Maggie doesn’t make any move to help. I can feel her watching me, trying to figure out what’s happening.

“I want to wait for Conrad,” she says, her voice small but firm.

“He won’t be coming,” I reply, trying not to snap at her. She needs to start moving—now. I zip the backpack shut and stand. “You have to trust me.”

“Winston trusted Julia and look how that turned out.”

Winston? Julia? I try to remember what little I can of Loric culture, thinking that this is some kind of Loric saying I’m unfamiliar with, or maybe they’re some other members of the Garde I should know; but I come up with nothing. I decide to guess.

“I haven’t seen them since we landed on Earth,” I say.

“Um, they’re from Earth,” says Maggie. “Also, they’re not real.”

I stare at her, confused.

“1984,” says Maggie, seeing my confusion. “George Orwell?”

One of the books from her backpack. I shake my head. “Never read it.”

“Who did you think I was talking about?”

“Uh—”

“You aren’t Loric,” she says, examining my gaunt face, my pale skin.

“No,” I reply.

“And you aren’t human either.” This sounds more like an accusation.

When I shake my head, Maggie inches towards where she set down her little gun. I don’t make any move to stop her. She’s perceptive. I can see the wheels turning in her head, analyzing her situation. She knows there’s trouble, but she’s not sure if it’s on its way or if it’s already here.

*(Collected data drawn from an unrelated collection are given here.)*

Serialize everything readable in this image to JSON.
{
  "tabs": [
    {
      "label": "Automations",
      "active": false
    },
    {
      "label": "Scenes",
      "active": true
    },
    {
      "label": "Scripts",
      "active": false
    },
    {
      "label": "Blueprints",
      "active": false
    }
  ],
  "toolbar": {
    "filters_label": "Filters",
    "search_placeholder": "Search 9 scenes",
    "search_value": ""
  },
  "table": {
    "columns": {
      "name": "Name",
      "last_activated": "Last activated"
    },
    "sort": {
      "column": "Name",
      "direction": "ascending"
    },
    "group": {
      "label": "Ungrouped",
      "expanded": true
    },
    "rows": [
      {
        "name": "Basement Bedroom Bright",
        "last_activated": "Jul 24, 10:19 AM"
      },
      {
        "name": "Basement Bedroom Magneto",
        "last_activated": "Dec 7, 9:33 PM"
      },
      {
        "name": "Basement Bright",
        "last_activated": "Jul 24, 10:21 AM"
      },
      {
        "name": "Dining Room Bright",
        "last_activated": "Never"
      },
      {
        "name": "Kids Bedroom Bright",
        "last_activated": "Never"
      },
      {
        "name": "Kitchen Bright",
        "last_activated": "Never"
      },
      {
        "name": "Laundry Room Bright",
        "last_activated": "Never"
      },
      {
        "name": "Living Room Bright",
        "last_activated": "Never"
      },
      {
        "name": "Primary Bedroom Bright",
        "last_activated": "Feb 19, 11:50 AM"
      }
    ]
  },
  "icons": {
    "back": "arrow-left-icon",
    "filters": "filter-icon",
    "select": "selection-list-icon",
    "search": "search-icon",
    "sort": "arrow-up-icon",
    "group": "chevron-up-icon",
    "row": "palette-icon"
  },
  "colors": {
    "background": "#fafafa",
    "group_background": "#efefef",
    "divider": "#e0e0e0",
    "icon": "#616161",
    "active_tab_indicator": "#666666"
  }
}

“If you’re one of them, why haven’t you tried to kill me yet?” she asks. She reminds me of myself a little bit: small, intelligent and holding on to a belief that she can think her way out of problems.

“I don’t know what I am,” I manage, realizing as I say this that it’s the truth. “But I’m not here to hurt you.”

I toss her the backpack.

“You need to run. It doesn’t matter if it’s with me or from me. Just run.”

Suddenly there’s a sharp, breaking sound, the apartment’s front door splintering as it is torn off its hinges.